## Friday, December 7, 2007

### Trying to Beat the Spread

In my last post, I was explaining that the spread is the difference between the bid and ask prices on a stock, and that the spread contributes to the cost of trading stocks. Is there anything we can do to reduce the trading costs due to spreads? You can try to do this with what is called a limit order (rather than the simpler market order), but results are not guaranteed.

A market order is an order to trade stock where you are saying, “just give me the best available price right now.” So, for a buy order you will get the ask price, and for a sell order you will get the bid price. Things get a little more complicated if you buy enough shares to exhaust the shares available at the current bid or ask price, but this is a subject for the next post.

A limit order is an order to trade stock where you are saying, “give me the best available price as long as it is \$X or better,” where \$X is a price you specify. If there is no stock available at your price, then the order is held until the stock price reaches your price. Limit orders usually expire at the end of the day if they are not filled by then.

An Example

Suppose that you want to put about \$10,000 into Sapiens International Corp (ticker SPNS). As I write this, the current quote is bid \$1.45 and ask \$1.60, for a spread of 15 cents. You decide that you want 6000 shares. Using the same method as in my last post, you can expect your trading cost to be the commission plus a spread cost of

(6000 shares) x (1/2) x (15 cents) = \$450.

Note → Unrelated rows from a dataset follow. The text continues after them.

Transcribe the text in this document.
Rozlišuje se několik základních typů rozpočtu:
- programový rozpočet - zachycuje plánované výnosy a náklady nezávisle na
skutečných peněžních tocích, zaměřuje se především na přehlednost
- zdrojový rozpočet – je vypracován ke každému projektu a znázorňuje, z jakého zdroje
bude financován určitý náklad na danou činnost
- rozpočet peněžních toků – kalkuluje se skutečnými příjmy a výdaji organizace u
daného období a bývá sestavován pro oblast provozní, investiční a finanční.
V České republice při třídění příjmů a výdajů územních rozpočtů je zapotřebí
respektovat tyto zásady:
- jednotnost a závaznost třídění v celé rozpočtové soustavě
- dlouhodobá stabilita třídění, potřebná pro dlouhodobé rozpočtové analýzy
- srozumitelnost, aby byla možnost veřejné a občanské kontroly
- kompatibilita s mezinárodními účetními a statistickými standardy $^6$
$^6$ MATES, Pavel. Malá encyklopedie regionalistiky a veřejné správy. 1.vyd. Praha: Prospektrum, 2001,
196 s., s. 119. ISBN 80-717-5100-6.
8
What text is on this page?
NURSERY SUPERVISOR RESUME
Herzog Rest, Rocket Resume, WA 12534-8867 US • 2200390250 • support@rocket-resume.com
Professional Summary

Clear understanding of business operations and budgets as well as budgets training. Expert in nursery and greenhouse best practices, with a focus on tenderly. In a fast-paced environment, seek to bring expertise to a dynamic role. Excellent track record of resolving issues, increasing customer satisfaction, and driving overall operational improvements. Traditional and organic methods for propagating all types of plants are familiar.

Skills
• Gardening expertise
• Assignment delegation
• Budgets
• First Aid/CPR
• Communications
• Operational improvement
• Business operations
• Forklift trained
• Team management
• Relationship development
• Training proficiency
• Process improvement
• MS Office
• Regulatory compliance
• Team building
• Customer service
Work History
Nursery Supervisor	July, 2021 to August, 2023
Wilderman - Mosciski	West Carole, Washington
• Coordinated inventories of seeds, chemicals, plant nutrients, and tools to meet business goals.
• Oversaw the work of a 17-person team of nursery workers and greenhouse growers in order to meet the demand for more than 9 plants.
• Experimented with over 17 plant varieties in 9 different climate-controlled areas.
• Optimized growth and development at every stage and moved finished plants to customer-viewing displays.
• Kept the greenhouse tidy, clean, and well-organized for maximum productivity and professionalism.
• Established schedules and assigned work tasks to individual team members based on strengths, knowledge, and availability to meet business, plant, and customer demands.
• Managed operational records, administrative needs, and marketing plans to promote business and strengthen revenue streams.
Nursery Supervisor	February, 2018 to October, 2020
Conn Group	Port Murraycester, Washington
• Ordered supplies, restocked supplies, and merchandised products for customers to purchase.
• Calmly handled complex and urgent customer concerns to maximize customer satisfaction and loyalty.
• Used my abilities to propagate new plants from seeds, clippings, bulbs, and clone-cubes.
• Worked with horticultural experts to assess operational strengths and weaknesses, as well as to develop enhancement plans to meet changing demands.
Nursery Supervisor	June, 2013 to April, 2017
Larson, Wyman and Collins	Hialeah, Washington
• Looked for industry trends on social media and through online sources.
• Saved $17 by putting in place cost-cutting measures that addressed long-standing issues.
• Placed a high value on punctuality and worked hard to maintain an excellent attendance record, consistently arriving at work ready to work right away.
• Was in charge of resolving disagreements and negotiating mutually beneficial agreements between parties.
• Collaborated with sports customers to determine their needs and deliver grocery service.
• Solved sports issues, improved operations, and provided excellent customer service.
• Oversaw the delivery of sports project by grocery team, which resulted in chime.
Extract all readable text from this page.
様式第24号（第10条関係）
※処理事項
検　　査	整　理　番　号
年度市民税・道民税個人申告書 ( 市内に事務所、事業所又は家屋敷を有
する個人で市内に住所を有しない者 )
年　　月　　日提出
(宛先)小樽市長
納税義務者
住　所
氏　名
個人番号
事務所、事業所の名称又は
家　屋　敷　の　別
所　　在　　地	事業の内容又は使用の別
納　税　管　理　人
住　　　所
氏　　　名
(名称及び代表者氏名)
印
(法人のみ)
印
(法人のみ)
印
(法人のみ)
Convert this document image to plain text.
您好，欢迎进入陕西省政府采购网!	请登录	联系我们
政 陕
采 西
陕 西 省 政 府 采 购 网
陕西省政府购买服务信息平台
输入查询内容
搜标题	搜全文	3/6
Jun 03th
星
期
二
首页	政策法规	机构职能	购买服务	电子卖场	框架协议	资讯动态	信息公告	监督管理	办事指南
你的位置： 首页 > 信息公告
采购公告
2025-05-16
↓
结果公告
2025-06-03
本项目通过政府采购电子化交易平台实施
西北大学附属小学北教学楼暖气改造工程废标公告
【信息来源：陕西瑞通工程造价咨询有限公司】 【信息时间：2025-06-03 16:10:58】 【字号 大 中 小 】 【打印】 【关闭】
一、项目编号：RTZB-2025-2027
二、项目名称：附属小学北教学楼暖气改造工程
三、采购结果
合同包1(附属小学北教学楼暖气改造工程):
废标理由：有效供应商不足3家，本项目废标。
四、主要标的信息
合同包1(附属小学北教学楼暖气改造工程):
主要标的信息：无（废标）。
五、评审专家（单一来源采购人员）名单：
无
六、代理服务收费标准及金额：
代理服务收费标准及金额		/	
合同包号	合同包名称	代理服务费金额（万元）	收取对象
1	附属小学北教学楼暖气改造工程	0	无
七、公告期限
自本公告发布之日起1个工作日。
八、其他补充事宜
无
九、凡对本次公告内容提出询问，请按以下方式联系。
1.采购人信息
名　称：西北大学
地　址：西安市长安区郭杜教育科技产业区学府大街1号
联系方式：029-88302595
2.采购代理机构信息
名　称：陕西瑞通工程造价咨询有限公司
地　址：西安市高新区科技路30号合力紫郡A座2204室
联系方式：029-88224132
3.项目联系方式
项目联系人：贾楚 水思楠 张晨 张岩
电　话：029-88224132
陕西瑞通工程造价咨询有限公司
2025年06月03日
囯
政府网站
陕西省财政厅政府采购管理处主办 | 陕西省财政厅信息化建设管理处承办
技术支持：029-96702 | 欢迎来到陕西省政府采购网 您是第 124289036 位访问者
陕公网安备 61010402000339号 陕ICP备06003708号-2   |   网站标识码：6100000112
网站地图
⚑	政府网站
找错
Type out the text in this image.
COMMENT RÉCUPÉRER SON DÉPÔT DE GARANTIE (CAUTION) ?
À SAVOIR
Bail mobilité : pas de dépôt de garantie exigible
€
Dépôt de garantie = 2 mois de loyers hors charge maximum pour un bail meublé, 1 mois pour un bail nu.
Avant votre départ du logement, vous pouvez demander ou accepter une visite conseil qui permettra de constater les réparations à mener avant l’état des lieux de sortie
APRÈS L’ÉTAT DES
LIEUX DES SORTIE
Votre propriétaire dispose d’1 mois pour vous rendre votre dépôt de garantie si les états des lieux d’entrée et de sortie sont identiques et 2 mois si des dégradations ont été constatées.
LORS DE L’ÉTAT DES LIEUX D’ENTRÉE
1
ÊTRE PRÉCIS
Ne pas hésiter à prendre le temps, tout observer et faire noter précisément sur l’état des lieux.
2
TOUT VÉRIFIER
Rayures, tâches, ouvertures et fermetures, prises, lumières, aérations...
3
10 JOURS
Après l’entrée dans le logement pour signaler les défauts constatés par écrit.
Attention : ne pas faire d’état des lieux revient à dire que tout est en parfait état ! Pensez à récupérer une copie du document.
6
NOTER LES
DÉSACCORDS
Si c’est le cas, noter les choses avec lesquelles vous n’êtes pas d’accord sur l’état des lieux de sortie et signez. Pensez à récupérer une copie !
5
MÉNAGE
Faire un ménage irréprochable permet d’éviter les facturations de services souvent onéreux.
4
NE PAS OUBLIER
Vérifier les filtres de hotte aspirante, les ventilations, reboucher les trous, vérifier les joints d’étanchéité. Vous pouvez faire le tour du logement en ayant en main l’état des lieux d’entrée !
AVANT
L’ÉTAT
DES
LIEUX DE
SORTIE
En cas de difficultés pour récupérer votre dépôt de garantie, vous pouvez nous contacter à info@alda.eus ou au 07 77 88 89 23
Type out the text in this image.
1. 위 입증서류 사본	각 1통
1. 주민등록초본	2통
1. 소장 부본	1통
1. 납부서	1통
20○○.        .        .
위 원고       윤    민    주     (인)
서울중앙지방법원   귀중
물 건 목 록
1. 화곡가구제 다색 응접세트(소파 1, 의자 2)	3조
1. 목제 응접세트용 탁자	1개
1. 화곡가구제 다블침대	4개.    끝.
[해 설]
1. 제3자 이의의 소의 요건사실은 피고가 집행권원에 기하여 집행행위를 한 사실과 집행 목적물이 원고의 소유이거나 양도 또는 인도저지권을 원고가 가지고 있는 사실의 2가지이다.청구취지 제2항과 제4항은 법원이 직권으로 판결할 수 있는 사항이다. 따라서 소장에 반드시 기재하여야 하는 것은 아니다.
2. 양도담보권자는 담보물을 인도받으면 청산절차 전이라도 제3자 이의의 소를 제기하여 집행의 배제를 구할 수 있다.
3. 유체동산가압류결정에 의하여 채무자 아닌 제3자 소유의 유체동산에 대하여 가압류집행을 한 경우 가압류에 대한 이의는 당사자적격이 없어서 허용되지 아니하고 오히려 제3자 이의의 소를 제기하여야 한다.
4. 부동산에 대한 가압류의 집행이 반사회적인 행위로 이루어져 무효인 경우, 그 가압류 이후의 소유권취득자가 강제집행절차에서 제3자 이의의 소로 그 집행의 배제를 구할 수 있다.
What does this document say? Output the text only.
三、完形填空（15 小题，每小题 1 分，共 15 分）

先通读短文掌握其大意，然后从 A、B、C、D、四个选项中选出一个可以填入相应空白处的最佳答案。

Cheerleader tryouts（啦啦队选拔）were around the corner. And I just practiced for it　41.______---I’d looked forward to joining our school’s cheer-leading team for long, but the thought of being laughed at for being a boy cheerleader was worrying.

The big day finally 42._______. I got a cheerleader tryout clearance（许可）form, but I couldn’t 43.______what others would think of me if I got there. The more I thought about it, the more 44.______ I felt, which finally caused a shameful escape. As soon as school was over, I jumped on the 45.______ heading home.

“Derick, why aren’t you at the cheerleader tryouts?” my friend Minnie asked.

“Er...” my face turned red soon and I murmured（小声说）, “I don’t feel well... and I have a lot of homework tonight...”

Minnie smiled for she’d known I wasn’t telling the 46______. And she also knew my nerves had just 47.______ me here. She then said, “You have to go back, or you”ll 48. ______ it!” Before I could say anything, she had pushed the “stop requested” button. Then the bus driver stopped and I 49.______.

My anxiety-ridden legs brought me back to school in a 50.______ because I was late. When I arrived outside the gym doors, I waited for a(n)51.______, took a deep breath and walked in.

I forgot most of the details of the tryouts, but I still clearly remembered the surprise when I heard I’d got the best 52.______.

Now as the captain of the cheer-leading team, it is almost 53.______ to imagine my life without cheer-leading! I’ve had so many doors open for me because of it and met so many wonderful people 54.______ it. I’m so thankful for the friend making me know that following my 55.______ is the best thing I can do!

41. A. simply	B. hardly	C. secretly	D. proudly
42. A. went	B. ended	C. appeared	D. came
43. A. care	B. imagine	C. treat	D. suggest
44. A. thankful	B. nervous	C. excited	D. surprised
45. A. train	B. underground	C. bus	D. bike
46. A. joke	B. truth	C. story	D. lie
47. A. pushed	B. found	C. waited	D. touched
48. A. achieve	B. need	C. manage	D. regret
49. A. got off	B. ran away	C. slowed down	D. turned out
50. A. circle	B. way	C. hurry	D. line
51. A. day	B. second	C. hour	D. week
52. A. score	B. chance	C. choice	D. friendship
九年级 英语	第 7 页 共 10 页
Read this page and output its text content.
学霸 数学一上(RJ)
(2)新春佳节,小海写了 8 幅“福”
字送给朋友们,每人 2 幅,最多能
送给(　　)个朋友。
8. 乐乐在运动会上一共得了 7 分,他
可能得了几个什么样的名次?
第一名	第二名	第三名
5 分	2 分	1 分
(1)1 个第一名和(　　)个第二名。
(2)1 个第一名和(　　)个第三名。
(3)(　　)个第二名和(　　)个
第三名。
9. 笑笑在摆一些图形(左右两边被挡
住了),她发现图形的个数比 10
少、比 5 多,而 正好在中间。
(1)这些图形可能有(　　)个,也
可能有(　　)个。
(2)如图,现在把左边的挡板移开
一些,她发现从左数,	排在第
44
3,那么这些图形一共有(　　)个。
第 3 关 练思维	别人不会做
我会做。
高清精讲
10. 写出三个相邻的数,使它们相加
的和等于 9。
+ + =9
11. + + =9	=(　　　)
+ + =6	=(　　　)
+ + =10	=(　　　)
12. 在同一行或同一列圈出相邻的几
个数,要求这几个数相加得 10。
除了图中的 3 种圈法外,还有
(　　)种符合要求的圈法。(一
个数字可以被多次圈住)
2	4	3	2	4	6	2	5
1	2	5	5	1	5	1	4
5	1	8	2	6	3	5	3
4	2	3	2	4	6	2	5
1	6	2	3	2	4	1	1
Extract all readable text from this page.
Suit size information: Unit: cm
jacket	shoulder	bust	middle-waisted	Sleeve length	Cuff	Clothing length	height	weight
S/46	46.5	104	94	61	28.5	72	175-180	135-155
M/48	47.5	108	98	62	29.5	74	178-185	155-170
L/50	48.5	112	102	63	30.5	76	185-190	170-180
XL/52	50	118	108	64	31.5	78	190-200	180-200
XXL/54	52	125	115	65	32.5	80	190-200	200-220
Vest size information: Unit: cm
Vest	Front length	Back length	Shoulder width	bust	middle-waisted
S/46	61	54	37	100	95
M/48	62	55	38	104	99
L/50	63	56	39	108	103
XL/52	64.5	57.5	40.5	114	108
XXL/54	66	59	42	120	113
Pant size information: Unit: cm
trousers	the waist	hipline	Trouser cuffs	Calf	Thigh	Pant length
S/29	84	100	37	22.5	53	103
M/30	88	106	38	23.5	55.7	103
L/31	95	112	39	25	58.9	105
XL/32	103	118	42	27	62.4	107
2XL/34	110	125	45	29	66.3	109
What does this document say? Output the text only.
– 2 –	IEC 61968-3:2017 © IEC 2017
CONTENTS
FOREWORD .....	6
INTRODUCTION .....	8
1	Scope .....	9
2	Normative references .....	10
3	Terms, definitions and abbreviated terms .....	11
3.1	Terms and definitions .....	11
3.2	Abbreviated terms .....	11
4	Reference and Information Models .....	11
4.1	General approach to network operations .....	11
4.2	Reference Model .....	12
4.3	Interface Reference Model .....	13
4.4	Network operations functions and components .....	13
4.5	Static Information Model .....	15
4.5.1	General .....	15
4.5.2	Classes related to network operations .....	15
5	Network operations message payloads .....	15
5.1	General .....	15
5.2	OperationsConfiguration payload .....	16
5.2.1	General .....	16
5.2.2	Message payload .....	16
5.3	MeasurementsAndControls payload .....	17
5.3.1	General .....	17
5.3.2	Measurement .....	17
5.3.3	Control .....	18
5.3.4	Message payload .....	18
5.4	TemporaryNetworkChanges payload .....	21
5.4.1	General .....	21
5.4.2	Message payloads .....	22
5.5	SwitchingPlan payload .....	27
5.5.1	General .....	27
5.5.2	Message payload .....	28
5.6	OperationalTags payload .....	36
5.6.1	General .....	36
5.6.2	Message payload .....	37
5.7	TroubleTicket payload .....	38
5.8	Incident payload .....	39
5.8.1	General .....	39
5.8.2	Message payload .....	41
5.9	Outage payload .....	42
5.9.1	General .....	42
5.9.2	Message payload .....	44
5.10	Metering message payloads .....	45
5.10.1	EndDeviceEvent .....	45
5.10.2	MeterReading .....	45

Ouch! In reality, the spread cost is even higher than this because the current quote shows that there are only 2500 shares available at \$1.60 (for more on this, go here). You will buy the remaining 3500 shares at a higher price. What can you do about this?

You could try a limit order to get the price in the middle of the spread. Suppose that you place an order to buy 6000 shares of SPNS at \$1.52 or lower. And then you wait. Maybe your order will get filled for all 6000 shares at \$1.52. Great! You have saved the spread cost. You get to feel clever for a while.

But what happens if your order is never filled? Maybe you were right that this is a good company, and no other trader is willing to sell shares at your limit price. The stock price rises a little before the end of the day, and rises a little more the next day. So, now you either abandon this stock or buy it at an even higher price than the \$1.60 you could have had originally.

So your attempt to save on the spread either works or ends up costing you more than the initial spread. This doesn’t mean that there is anything wrong with limit orders. It’s just that they are not a guaranteed way to avoid trading costs caused by the spread.